Wie bist Du zu Ärzte der Welt gekommen?

Es war leider von Anfang an nie sicher, ob Benefit ein Regelangebot werden kann oder irgendwann auslaufen muss. Mir war seit der Tätigkeit beim SkF klar, dass ich mich langfristig im Bereich Gendergerechtigkeit für Geflüchtete und Migrant*innen engagieren möchte.

Während meiner Elternzeit mit unserem zweiten Kind habe ich über einen Newsletter von der Stelle bei Ärzte der Welt erfahren. Es kam mir so vor, als wäre das direkt auf mich zugeschnitten! Das konzeptionelle Arbeiten reizt mich sehr und ich hoffe, dass ich durch Capacity Building und Öffentlichkeitsarbeit einen langfristigen Unterschied machen kann. Ich habe die Arbeit von Ärzte der Welt im Ankerzentrum Manching mitverfolgt und es gefällt mir, dass die NGO sich trauen kann, so politisch zu sein und Advocacy-Arbeit zu leisten.

Und jetzt bist Du hier! Wir werden Deine Arbeit und das „Reach out“-Projekt nochmal genauer vorstellen, aber zur ersten Information: Worum geht es in dem Projekt?

Es geht darum, den Zugang von Menschen, die geschlechtsbezogene Gewalt erfahren haben, zum Hilfesystem zu verbessern. Wir richten uns dabei an Fachkräfte und direkt an die Betroffenen.

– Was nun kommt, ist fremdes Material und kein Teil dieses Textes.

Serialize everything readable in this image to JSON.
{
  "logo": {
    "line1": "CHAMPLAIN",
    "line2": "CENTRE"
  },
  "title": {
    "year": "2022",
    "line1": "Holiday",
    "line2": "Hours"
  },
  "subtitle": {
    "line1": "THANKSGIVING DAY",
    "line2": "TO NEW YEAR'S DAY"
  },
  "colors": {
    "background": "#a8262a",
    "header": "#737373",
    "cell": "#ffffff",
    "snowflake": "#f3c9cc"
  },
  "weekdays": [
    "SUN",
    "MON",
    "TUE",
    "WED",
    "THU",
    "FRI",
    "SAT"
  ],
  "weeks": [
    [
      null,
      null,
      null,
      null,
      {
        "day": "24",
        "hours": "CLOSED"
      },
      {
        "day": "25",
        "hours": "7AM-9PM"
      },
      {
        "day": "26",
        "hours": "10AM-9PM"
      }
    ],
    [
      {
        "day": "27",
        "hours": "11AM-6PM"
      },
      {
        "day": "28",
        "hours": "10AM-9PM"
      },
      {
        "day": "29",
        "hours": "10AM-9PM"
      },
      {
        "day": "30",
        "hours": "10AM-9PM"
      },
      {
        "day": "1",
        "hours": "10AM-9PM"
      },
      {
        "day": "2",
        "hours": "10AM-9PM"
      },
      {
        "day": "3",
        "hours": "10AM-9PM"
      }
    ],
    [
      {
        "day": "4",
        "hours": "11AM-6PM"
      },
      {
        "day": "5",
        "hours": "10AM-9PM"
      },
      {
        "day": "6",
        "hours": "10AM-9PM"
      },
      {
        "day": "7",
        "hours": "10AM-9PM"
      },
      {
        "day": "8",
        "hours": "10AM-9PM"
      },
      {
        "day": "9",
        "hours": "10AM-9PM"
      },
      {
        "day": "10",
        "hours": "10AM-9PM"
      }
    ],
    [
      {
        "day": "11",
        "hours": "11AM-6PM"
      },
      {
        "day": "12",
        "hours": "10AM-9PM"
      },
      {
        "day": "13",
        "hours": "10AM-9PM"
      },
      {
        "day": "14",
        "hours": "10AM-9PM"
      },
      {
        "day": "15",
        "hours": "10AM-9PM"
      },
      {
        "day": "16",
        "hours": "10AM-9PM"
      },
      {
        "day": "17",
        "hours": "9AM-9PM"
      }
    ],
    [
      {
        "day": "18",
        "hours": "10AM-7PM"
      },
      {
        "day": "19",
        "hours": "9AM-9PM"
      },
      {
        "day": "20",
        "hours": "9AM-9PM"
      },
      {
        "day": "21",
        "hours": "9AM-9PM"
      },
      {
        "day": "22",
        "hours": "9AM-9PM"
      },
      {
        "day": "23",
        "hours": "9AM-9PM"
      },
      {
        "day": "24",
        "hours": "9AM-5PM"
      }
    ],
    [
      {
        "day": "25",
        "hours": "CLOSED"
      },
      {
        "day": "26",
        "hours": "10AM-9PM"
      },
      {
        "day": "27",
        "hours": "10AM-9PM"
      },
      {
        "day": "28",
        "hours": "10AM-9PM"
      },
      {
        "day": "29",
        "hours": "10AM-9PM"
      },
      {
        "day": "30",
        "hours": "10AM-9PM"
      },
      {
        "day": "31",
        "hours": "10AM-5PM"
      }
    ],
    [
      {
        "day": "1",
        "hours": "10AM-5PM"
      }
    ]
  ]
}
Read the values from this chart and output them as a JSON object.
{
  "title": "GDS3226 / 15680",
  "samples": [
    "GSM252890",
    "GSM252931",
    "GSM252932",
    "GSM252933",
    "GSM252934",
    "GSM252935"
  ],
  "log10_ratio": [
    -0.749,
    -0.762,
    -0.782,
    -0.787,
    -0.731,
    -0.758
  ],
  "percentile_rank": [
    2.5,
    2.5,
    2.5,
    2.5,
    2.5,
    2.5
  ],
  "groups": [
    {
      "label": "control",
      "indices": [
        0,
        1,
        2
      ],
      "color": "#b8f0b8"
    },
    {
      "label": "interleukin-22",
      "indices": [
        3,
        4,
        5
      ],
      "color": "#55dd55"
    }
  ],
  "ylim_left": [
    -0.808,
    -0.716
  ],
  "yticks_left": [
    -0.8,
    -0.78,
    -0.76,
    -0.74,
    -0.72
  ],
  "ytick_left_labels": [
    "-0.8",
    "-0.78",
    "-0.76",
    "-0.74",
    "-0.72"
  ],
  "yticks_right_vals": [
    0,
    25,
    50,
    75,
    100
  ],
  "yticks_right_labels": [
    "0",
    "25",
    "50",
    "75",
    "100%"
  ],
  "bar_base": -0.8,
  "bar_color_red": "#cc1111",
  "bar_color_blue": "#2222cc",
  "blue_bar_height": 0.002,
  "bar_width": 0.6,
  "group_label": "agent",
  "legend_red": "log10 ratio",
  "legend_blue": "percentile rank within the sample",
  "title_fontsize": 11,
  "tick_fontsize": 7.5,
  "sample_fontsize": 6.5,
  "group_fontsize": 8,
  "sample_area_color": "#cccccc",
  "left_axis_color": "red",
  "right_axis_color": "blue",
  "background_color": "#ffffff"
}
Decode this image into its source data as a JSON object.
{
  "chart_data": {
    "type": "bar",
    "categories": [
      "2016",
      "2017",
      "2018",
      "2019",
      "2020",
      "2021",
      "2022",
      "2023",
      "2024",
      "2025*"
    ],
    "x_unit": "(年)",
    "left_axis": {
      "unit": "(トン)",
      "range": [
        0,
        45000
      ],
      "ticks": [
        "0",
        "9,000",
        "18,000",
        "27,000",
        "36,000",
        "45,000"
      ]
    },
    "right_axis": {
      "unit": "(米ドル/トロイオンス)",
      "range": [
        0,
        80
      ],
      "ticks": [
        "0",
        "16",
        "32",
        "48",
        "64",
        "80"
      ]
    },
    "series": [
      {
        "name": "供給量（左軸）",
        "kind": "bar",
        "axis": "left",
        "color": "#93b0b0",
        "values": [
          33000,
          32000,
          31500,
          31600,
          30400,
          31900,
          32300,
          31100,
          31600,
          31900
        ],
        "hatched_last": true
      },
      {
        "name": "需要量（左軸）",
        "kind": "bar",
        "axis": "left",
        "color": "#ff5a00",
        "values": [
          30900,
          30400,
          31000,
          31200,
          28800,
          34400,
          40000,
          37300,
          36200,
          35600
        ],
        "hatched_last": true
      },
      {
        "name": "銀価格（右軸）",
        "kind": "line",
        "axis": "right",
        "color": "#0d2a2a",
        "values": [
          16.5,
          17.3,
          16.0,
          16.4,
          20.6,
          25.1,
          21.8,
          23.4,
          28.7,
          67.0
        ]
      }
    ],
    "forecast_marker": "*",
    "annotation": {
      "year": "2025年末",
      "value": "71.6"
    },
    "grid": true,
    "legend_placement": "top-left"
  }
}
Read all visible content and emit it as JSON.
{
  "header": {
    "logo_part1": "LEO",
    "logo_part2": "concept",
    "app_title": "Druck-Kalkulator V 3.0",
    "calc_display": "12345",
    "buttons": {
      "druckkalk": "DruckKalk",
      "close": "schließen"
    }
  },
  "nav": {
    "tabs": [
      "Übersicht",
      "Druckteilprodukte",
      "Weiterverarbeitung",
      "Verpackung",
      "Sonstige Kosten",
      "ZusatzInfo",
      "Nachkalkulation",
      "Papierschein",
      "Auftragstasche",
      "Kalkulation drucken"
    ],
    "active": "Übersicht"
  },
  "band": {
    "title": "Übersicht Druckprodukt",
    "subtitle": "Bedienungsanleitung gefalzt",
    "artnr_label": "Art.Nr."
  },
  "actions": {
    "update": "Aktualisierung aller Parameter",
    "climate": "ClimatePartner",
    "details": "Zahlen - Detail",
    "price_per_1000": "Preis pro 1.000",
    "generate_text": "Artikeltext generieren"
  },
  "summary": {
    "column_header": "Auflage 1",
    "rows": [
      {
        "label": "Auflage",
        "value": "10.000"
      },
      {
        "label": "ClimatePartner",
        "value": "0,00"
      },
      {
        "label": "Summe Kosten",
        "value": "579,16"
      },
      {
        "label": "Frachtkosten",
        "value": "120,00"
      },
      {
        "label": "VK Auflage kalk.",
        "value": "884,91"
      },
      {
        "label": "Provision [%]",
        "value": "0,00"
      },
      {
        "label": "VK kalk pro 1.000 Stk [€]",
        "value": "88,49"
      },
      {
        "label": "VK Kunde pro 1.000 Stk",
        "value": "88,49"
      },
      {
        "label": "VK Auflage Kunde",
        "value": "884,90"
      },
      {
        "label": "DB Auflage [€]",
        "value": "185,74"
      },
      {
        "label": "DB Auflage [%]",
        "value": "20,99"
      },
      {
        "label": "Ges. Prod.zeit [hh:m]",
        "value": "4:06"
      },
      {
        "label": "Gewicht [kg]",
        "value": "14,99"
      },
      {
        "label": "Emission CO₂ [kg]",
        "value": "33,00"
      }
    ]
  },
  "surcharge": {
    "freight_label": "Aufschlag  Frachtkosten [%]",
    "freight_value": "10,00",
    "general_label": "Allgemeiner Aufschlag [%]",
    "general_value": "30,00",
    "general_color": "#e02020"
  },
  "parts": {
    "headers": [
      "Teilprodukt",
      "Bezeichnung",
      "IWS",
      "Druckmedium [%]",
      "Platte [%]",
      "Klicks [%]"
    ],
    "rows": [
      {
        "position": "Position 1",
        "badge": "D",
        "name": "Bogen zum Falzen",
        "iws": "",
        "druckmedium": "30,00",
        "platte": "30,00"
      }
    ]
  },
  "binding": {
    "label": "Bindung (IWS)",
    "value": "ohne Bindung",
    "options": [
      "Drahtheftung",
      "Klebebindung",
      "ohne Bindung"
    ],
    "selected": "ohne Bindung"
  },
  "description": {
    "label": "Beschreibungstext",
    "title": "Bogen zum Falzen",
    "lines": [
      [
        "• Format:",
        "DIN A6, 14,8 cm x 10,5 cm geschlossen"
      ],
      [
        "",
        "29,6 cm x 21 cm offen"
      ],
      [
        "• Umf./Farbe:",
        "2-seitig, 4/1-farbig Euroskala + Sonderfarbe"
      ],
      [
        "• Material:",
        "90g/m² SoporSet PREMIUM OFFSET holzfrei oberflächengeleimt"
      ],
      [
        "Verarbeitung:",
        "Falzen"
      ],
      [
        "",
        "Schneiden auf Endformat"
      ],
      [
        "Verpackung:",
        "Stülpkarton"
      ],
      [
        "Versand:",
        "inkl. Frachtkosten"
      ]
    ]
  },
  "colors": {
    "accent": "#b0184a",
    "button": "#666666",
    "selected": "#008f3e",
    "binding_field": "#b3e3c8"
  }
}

Für die Fachkräfte werden wir Vernetzungstreffen und Schulungen zu unterschiedlichen Aspekten von geschlechtsbezogener Gewalt organisieren. Ziel ist, Fachkräfte zu sensibilisieren und besser miteinander zu vernetzen, so dass sie Klient*innen an Spezialist*innen für bestimme Themen weiterverweisen können.

Und wir richten uns an die Betroffenen von sexualisierter Gewalt. Das sind hauptsächlich Frauen, aber auch LGBTI*-Personen oder männliche unbegleitete minderjährige Flüchtlinge. Wir wollen Workshops zur Stärkung der betroffenen Frauen in Flüchtlingsunterkünften durchführen, etwa zum Thema Gewaltprävention und Rechte der Frau und ihnen aufzeigen, welche Möglichkeiten sie haben, wenn sie sich in einer akuten Gewaltsituation befinden.